A resurgence from these participants, as the Fed enters a rate-cutting cycle, is the differentiator between $2,300 vs $2,500+ for gold and between $28 vs $35 for silver. ‘The Costco effect’ and its subsequent effect on sentiment and market access only helps.

S&Ds are not Insignificant

How big, fundamentally, can the Costco gold buying get? The Economist recently pointed out that the current monthly Costco gold demand trend is around half of what the PBOC has lapped up in March alone – 160 Koz. Neither trend is insignificant. And while the estimated $200 million per month of sales equates to less than 1% of annual gold demand, as of November 2023, there were 130 million Costco members. With a 5oz gold cap applied to bar purchases, that equates to 640 Moz of gold (versus just 4 Moz in 2023 for US coin and bar gold demand), if every member purchased.

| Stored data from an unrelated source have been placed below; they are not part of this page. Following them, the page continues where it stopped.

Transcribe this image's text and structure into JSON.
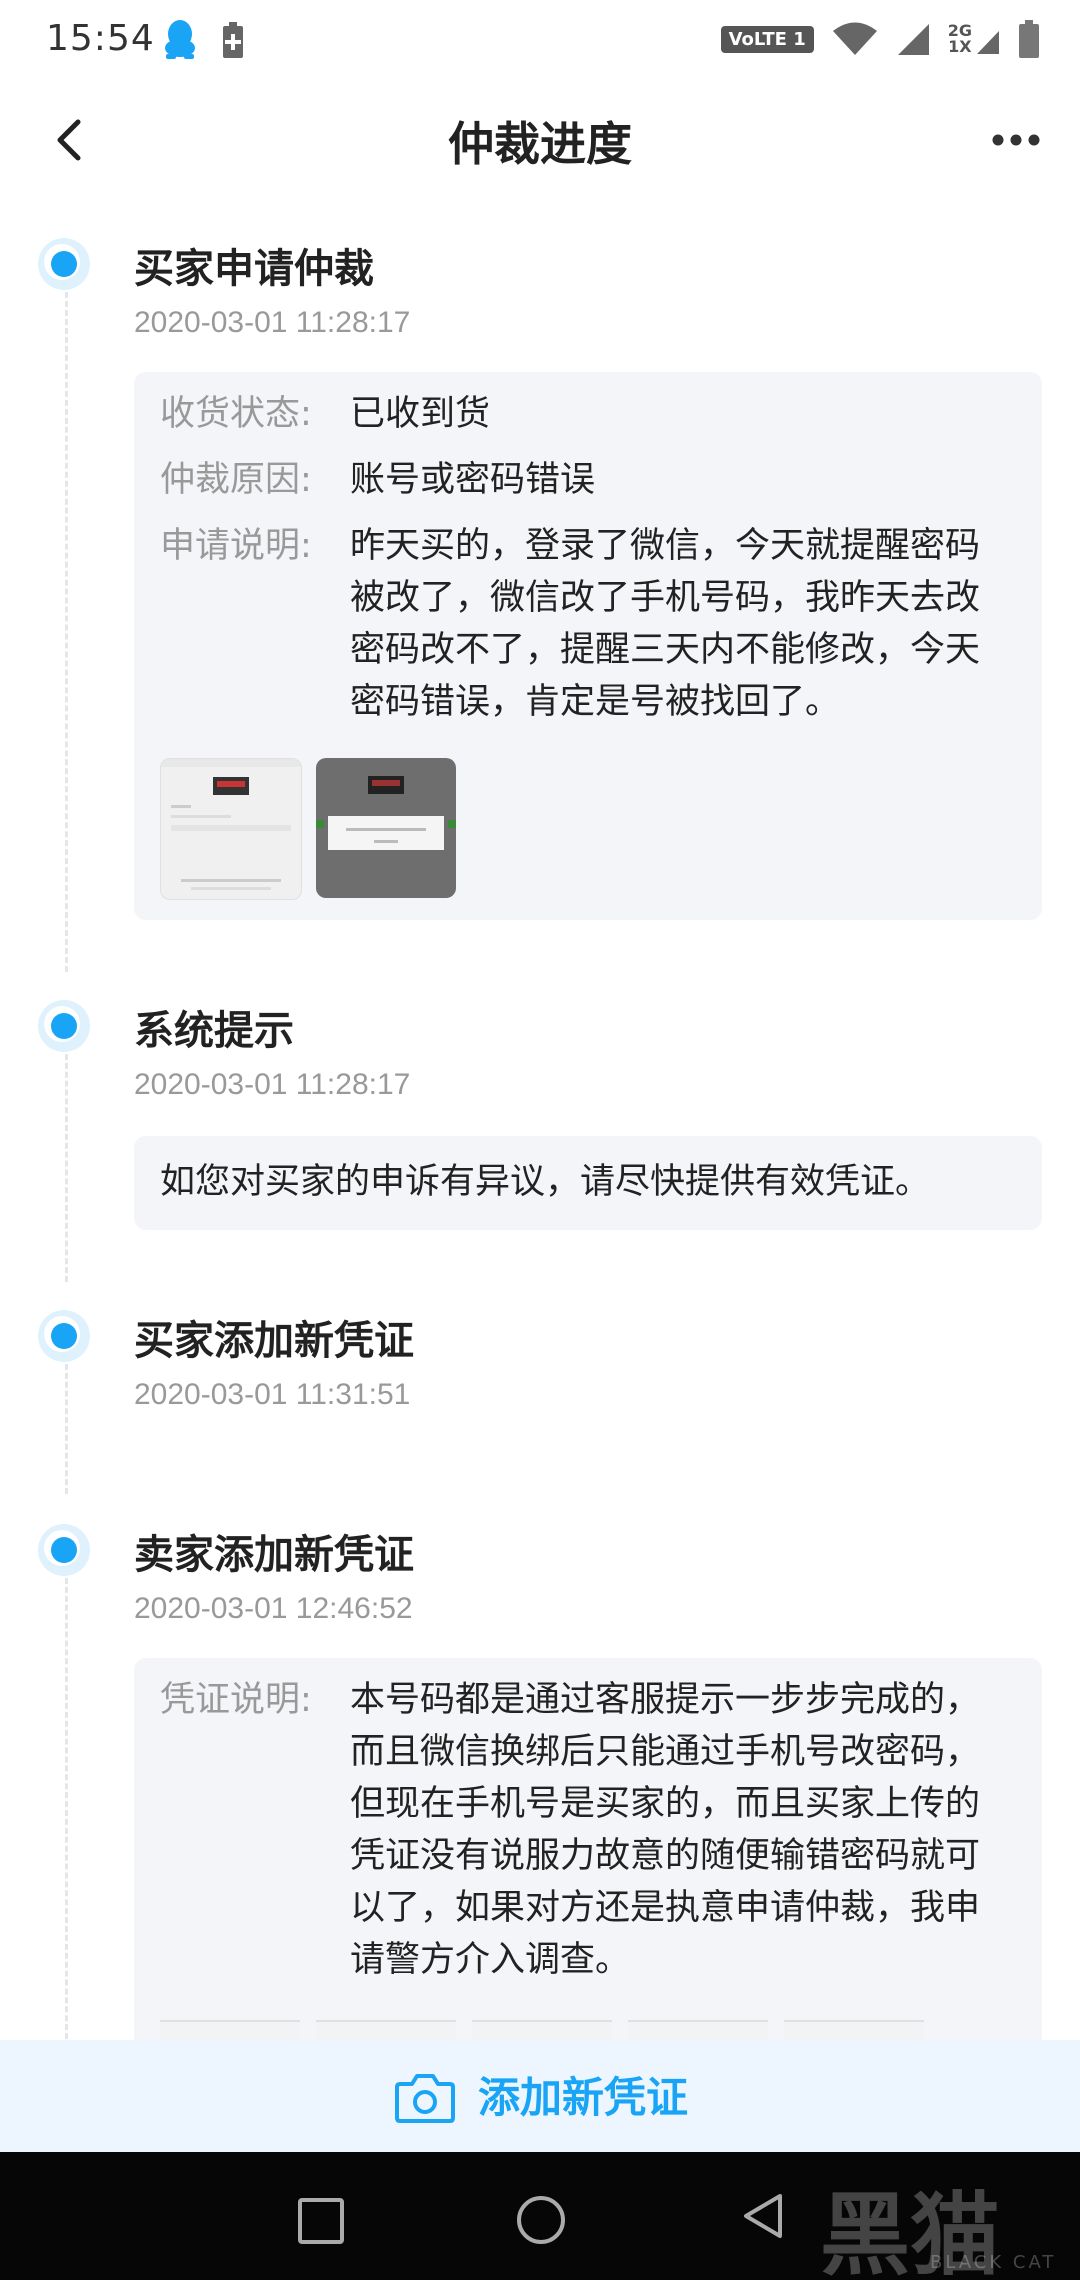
{
  "status_bar": {
    "time": "15:54",
    "volte": "VoLTE 1",
    "network_top": "2G",
    "network_bottom": "1X"
  },
  "header": {
    "title": "仲裁进度"
  },
  "timeline": [
    {
      "title": "买家申请仲裁",
      "time": "2020-03-01 11:28:17",
      "fields": [
        {
          "label": "收货状态:",
          "value": "已收到货"
        },
        {
          "label": "仲裁原因:",
          "value": "账号或密码错误"
        },
        {
          "label": "申请说明:",
          "value": "昨天买的，登录了微信，今天就提醒密码被改了，微信改了手机号码，我昨天去改密码改不了，提醒三天内不能修改，今天密码错误，肯定是号被找回了。"
        }
      ]
    },
    {
      "title": "系统提示",
      "time": "2020-03-01 11:28:17",
      "note": "如您对买家的申诉有异议，请尽快提供有效凭证。"
    },
    {
      "title": "买家添加新凭证",
      "time": "2020-03-01 11:31:51"
    },
    {
      "title": "卖家添加新凭证",
      "time": "2020-03-01 12:46:52",
      "fields": [
        {
          "label": "凭证说明:",
          "value": "本号码都是通过客服提示一步步完成的，而且微信换绑后只能通过手机号改密码，但现在手机号是买家的，而且买家上传的凭证没有说服力故意的随便输错密码就可以了，如果对方还是执意申请仲裁，我申请警方介入调查。"
        }
      ]
    }
  ],
  "action_bar": {
    "label": "添加新凭证"
  },
  "watermark": {
    "text": "黑猫",
    "sub": "BLACK CAT"
  },
  "colors": {
    "accent": "#1aa4f5",
    "card_bg": "#f4f5f8",
    "action_bg": "#edf6fe"
  }
}
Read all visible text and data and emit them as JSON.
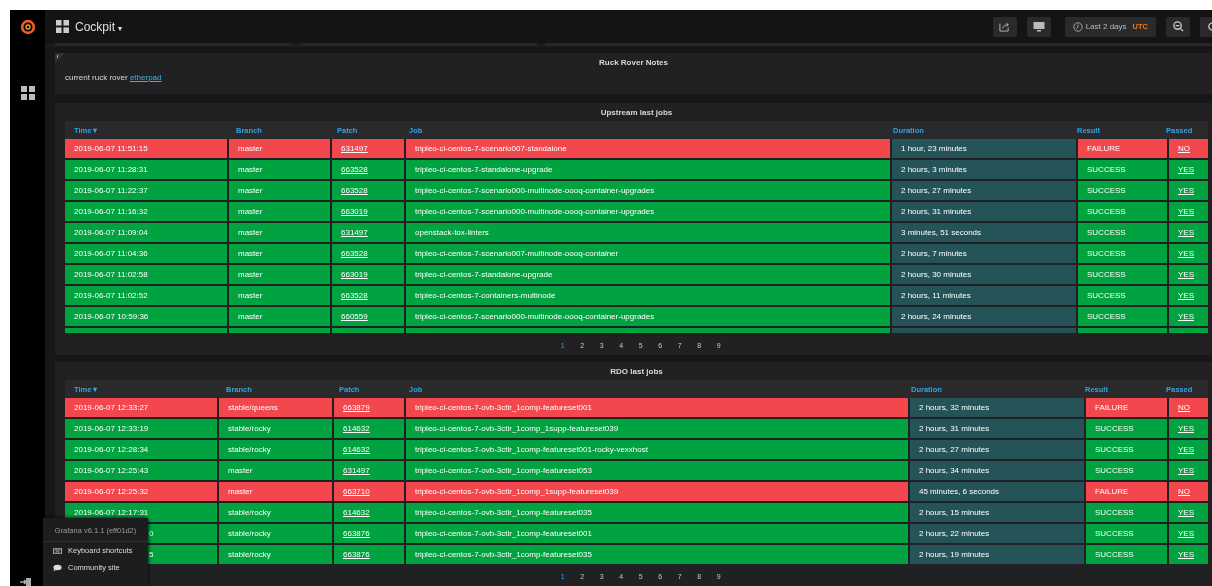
{
  "dashboard": {
    "title": "Cockpit",
    "caret": "▾"
  },
  "time_picker": {
    "label": "Last 2 days",
    "zone": "UTC"
  },
  "notes_panel": {
    "title": "Ruck Rover Notes",
    "text": "current ruck rover ",
    "link": "etherpad"
  },
  "tables": [
    {
      "title": "Upstream last jobs",
      "columns": [
        {
          "label": "Time",
          "sort_icon": "▾"
        },
        {
          "label": "Branch"
        },
        {
          "label": "Patch"
        },
        {
          "label": "Job"
        },
        {
          "label": "Duration"
        },
        {
          "label": "Result"
        },
        {
          "label": "Passed"
        }
      ],
      "rows": [
        {
          "time": "2019-06-07 11:51:15",
          "branch": "master",
          "patch": "631497",
          "job": "tripleo-ci-centos-7-scenario007-standalone",
          "duration": "1 hour, 23 minutes",
          "result": "FAILURE",
          "passed": "NO",
          "failed": true,
          "covered": false
        },
        {
          "time": "2019-06-07 11:28:31",
          "branch": "master",
          "patch": "663528",
          "job": "tripleo-ci-centos-7-standalone-upgrade",
          "duration": "2 hours, 3 minutes",
          "result": "SUCCESS",
          "passed": "YES",
          "failed": false,
          "covered": false
        },
        {
          "time": "2019-06-07 11:22:37",
          "branch": "master",
          "patch": "663528",
          "job": "tripleo-ci-centos-7-scenario000-multinode-oooq-container-upgrades",
          "duration": "2 hours, 27 minutes",
          "result": "SUCCESS",
          "passed": "YES",
          "failed": false,
          "covered": false
        },
        {
          "time": "2019-06-07 11:16:32",
          "branch": "master",
          "patch": "663019",
          "job": "tripleo-ci-centos-7-scenario000-multinode-oooq-container-upgrades",
          "duration": "2 hours, 31 minutes",
          "result": "SUCCESS",
          "passed": "YES",
          "failed": false,
          "covered": false
        },
        {
          "time": "2019-06-07 11:09:04",
          "branch": "master",
          "patch": "631497",
          "job": "openstack-tox-linters",
          "duration": "3 minutes, 51 seconds",
          "result": "SUCCESS",
          "passed": "YES",
          "failed": false,
          "covered": false
        },
        {
          "time": "2019-06-07 11:04:36",
          "branch": "master",
          "patch": "663528",
          "job": "tripleo-ci-centos-7-scenario007-multinode-oooq-container",
          "duration": "2 hours, 7 minutes",
          "result": "SUCCESS",
          "passed": "YES",
          "failed": false,
          "covered": false
        },
        {
          "time": "2019-06-07 11:02:58",
          "branch": "master",
          "patch": "663019",
          "job": "tripleo-ci-centos-7-standalone-upgrade",
          "duration": "2 hours, 30 minutes",
          "result": "SUCCESS",
          "passed": "YES",
          "failed": false,
          "covered": false
        },
        {
          "time": "2019-06-07 11:02:52",
          "branch": "master",
          "patch": "663528",
          "job": "tripleo-ci-centos-7-containers-multinode",
          "duration": "2 hours, 11 minutes",
          "result": "SUCCESS",
          "passed": "YES",
          "failed": false,
          "covered": false
        },
        {
          "time": "2019-06-07 10:59:36",
          "branch": "master",
          "patch": "660559",
          "job": "tripleo-ci-centos-7-scenario000-multinode-oooq-container-upgrades",
          "duration": "2 hours, 24 minutes",
          "result": "SUCCESS",
          "passed": "YES",
          "failed": false,
          "covered": false
        }
      ],
      "pages": [
        {
          "label": "1",
          "selected": true
        },
        {
          "label": "2",
          "selected": false
        },
        {
          "label": "3",
          "selected": false
        },
        {
          "label": "4",
          "selected": false
        },
        {
          "label": "5",
          "selected": false
        },
        {
          "label": "6",
          "selected": false
        },
        {
          "label": "7",
          "selected": false
        },
        {
          "label": "8",
          "selected": false
        },
        {
          "label": "9",
          "selected": false
        }
      ]
    },
    {
      "title": "RDO last jobs",
      "columns": [
        {
          "label": "Time",
          "sort_icon": "▾"
        },
        {
          "label": "Branch"
        },
        {
          "label": "Patch"
        },
        {
          "label": "Job"
        },
        {
          "label": "Duration"
        },
        {
          "label": "Result"
        },
        {
          "label": "Passed"
        }
      ],
      "rows": [
        {
          "time": "2019-06-07 12:33:27",
          "branch": "stable/queens",
          "patch": "663879",
          "job": "tripleo-ci-centos-7-ovb-3ctlr_1comp-featureset001",
          "duration": "2 hours, 32 minutes",
          "result": "FAILURE",
          "passed": "NO",
          "failed": true,
          "covered": false
        },
        {
          "time": "2019-06-07 12:33:19",
          "branch": "stable/rocky",
          "patch": "614632",
          "job": "tripleo-ci-centos-7-ovb-3ctlr_1comp_1supp-featureset039",
          "duration": "2 hours, 31 minutes",
          "result": "SUCCESS",
          "passed": "YES",
          "failed": false,
          "covered": false
        },
        {
          "time": "2019-06-07 12:28:34",
          "branch": "stable/rocky",
          "patch": "614632",
          "job": "tripleo-ci-centos-7-ovb-3ctlr_1comp-featureset001-rocky-vexxhost",
          "duration": "2 hours, 27 minutes",
          "result": "SUCCESS",
          "passed": "YES",
          "failed": false,
          "covered": false
        },
        {
          "time": "2019-06-07 12:25:43",
          "branch": "master",
          "patch": "631497",
          "job": "tripleo-ci-centos-7-ovb-3ctlr_1comp-featureset053",
          "duration": "2 hours, 34 minutes",
          "result": "SUCCESS",
          "passed": "YES",
          "failed": false,
          "covered": false
        },
        {
          "time": "2019-06-07 12:25:32",
          "branch": "master",
          "patch": "663710",
          "job": "tripleo-ci-centos-7-ovb-3ctlr_1comp_1supp-featureset039",
          "duration": "45 minutes, 6 seconds",
          "result": "FAILURE",
          "passed": "NO",
          "failed": true,
          "covered": false
        },
        {
          "time": "2019-06-07 12:17:31",
          "branch": "stable/rocky",
          "patch": "614632",
          "job": "tripleo-ci-centos-7-ovb-3ctlr_1comp-featureset035",
          "duration": "2 hours, 15 minutes",
          "result": "SUCCESS",
          "passed": "YES",
          "failed": false,
          "covered": false
        },
        {
          "time": "0",
          "branch": "stable/rocky",
          "patch": "663876",
          "job": "tripleo-ci-centos-7-ovb-3ctlr_1comp-featureset001",
          "duration": "2 hours, 22 minutes",
          "result": "SUCCESS",
          "passed": "YES",
          "failed": false,
          "covered": true
        },
        {
          "time": "5",
          "branch": "stable/rocky",
          "patch": "663876",
          "job": "tripleo-ci-centos-7-ovb-3ctlr_1comp-featureset035",
          "duration": "2 hours, 19 minutes",
          "result": "SUCCESS",
          "passed": "YES",
          "failed": false,
          "covered": true
        }
      ],
      "pages": [
        {
          "label": "1",
          "selected": true
        },
        {
          "label": "2",
          "selected": false
        },
        {
          "label": "3",
          "selected": false
        },
        {
          "label": "4",
          "selected": false
        },
        {
          "label": "5",
          "selected": false
        },
        {
          "label": "6",
          "selected": false
        },
        {
          "label": "7",
          "selected": false
        },
        {
          "label": "8",
          "selected": false
        },
        {
          "label": "9",
          "selected": false
        }
      ]
    }
  ],
  "help_menu": {
    "version": "Grafana v6.1.1 (eff01d2)",
    "items": [
      {
        "kind": "keyboard",
        "label": "Keyboard shortcuts"
      },
      {
        "kind": "community",
        "label": "Community site"
      }
    ]
  }
}
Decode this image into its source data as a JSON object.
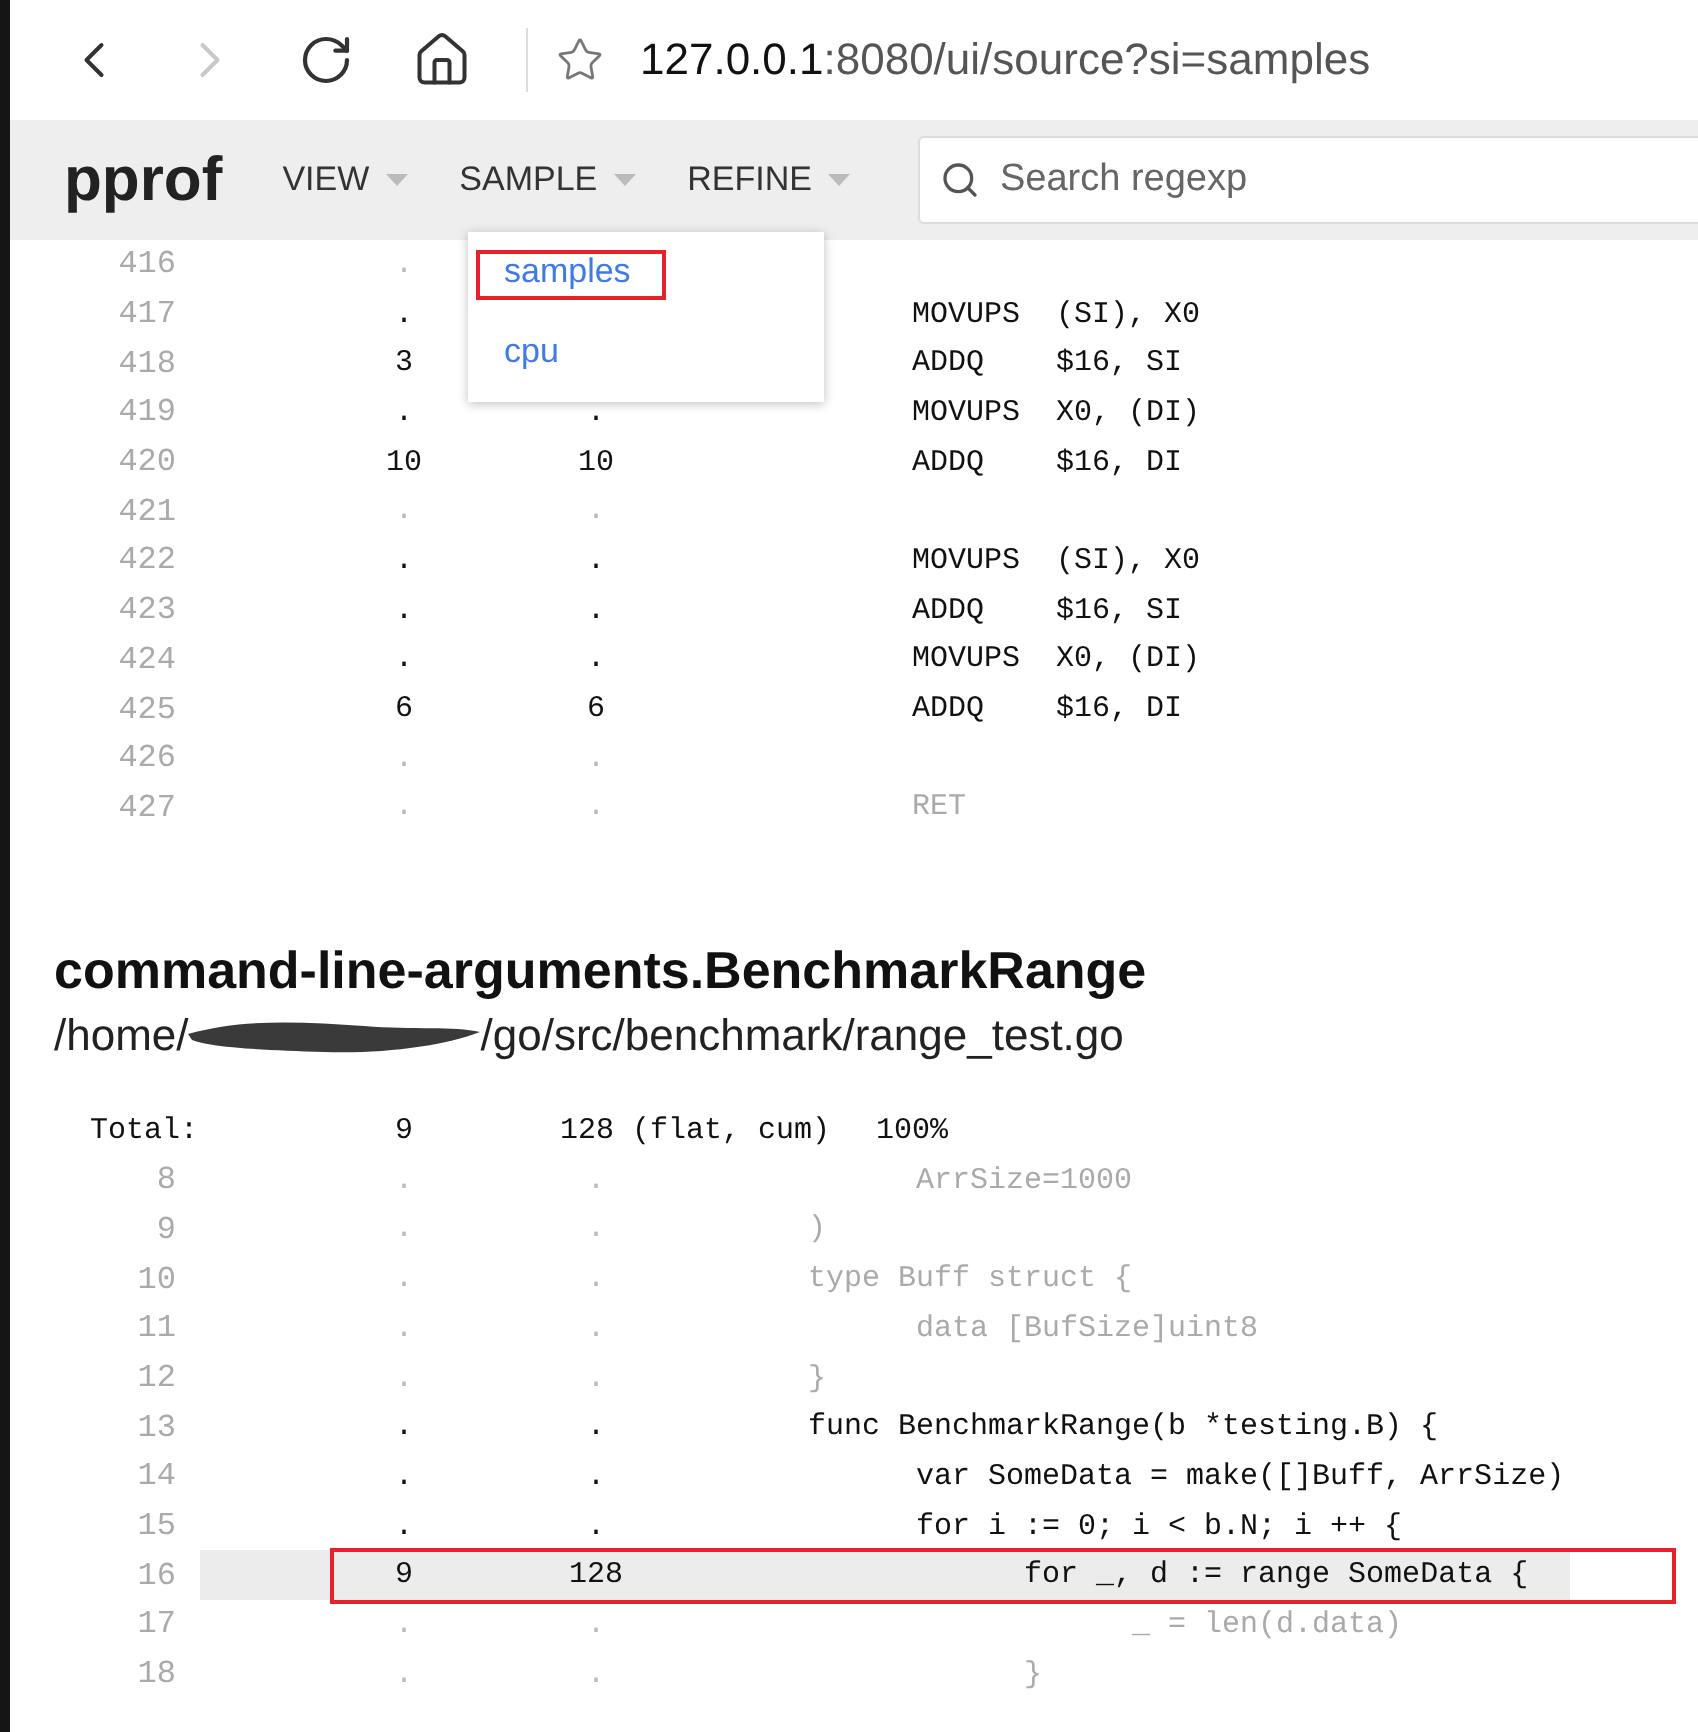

The disconnect between actual demand and supply (for bars) would be better reflected in much higher premiums and less so in the flat price, given the sheer size of the gold market. Overall, it’s hardly about actual ounces and the impact on gold’s supply/demand balance sheet. Gold does not trade as a true commodity in that sense.

What matters is sentiment, flows and, importantly, market access.

Sentiment will Broaden Access

The Costco gold and subsequent media boom has already punched above its raw (fundamental) weight in influencing opinion; it alone is putting gold as an asset class back on the map for new (that’s
the key word here) retail investors.

It heralds a regime shift in market dynamics and structure, especially in the bullion world, where the average Joe (and Jane) can easily scoop up a $2,000+ 1oz PAMP gold bar or a tube of 1oz Silver Eagles.

An expanded participant pool is always bullish and we sometimes cannot see the forest for the trees here. Game-changing market moments come and go. Some are just well timed, coincidentally or not. GLD was developed a couple years after 9/11 and at the start of zero interest rates, easily creating a bigger path for investors to access the metal. Costco has done more for sentiment and opening new channels when trust has completely broken down post COVID. Aha – it’s not quite the next GLD event, but this time it’s much more than a trade.